Francisco Guita Júnior

Poemas de “Azul Molhado” e “Cãibra: Poemas Políticos”

/1

na segunda gaveta

está sobre outras coisas que ficam

um guardanapo de papel dobrado em dois

e dentro

o silêncio de duas palavra

fazemos escolhas

fiz sempre o caminho em contramão

para encontrar outro sentido ao caminho

o chão pisado quase

tem mais amparo e o lado de lá

das pedras não sabe a vocação

dos homens

dobro em dois

o tempo que desbota

deixo a gaveta

entreaberta

e então

fazemos escolhas?

in As Coisas do Morto, Ed. Gala-Gala, 2024

/18

por que o silêncio murcha

as flores que depõem sobre

as campas lívidas e frias?

para que dor vos servem

as flores?

in As Coisas do Morto, Ed. Gala-Gala, 2024

Azul Molhado 12.

que fizeste às perguntas para o que a vida te diz?

(inédito)

Azul Molhado 15.

as árvores

quando as folhas se vestem de outono

vão tomando a alma aos pássaros

para se darem ao tempo

para sempre

o corpo é de onde se morre

(inédito)

Cãibra .xiii

poemas políticos

sobre cães

quero um cão

um cão robusto capaz

um cão com coragem de fazer inveja a qualquer

mas qualquer medo

um cão a sério

não um cão-polícia

a raiva da polícia já tem dono

e o dono teme que cada dia seja o último

não

pensando bem já não quero

um cão

os cães

é como fumar viciam

(inédito)

Cãibra .xiv

poemas políticos

genocídio

repousa a angústia em câmara-ardente

velas em redor do silêncio impaciente

da morte que não cessa a qualquer momento

pode a raiva levantar-se e o pânico encarnar o grito

impotente a esperança e o que sobra de mim

aguarda o nada os homens já não sabem milagres

pode o fogo de mais uma bomba o aço de uma rajada

ciente de matar

chacinar as próximas mil e uma crianças já órfãs

seguram-me as paredes trémulas

desse silêncio cabisbaixo

em gaza não há poemas para embalar os meninos

da insónia e da fome

nem quem lhes defenda a infância porque perdida

antes que o ódio que fermento também me mate

quero uma espingarda mãe

dá-me uma espingarda carregada de luz

(inédito)

Francisco Xavier Guita Júnior (Inhambane, March 14, 1964) is a Mozambican poet.
He created the literary newspaper Xiphefo, published from 1987 onwards, which brought together Mozambican authors of his generation, marked by the Mozambican Civil War.

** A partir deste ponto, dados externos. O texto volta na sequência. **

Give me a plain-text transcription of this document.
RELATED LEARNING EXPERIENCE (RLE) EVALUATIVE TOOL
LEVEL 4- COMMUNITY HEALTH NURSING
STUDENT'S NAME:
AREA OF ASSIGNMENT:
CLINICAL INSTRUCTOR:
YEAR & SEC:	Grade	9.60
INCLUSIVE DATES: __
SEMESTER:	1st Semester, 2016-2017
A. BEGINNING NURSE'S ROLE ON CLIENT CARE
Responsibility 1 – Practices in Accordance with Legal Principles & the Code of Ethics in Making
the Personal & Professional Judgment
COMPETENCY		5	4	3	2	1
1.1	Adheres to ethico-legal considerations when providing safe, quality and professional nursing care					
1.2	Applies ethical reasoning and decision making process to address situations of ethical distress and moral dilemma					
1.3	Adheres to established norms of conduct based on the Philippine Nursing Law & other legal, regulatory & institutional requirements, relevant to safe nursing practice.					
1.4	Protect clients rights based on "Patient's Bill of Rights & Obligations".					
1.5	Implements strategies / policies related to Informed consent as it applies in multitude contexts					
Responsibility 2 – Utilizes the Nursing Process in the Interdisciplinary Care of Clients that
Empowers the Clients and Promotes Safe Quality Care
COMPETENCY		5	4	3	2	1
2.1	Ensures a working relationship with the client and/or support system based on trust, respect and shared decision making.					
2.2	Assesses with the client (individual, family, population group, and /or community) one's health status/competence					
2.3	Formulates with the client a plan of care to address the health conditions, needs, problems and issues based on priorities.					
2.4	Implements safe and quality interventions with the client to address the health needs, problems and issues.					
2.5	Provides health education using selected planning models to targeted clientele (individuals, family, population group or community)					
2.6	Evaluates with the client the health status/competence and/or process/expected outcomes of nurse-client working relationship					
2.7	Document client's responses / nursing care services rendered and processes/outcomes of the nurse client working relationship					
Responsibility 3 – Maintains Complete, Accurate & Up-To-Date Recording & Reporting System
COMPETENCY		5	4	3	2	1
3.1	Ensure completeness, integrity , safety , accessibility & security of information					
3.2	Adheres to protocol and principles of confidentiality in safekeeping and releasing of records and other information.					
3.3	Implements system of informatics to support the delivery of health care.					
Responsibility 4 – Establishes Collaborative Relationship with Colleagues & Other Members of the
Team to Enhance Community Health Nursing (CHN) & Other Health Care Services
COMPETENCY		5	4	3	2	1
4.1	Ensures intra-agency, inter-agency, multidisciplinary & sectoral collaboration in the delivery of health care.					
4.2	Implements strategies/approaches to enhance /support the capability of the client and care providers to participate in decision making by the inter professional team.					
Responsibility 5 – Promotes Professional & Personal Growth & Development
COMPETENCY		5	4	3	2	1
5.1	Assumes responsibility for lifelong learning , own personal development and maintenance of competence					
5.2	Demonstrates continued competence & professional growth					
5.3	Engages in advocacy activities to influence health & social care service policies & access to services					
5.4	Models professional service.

In 1997, he published his first book, O Agora e o Depois das Coisas (The Now and the After of Things). He won the FUNDAC Rui de Noronha Revelation Prize (1999) and the TDM Telecommunications of Mozambique Poetry Prize (2001).
In 2006, he compiled in a single volume (The Essential Aromas) the poems previously published in Da Vontade de Partir (Of the Will to Leave) and Rescaldo (Aftermath). The work was also published in Spanish in 2010. He is also the author of Chão e Outras Arritmias (Ground and Other Arrhythmias) and Da Pele do Rosto / A Coisa do Tempo (The Skin of the Face / The Thing of Time). The poems included here are unpublish and are part of the projects: “Cãibra. Poemas Políticos” and “Azul molhado” with the exception of the first two, included in: “as coisas do morto” (2024)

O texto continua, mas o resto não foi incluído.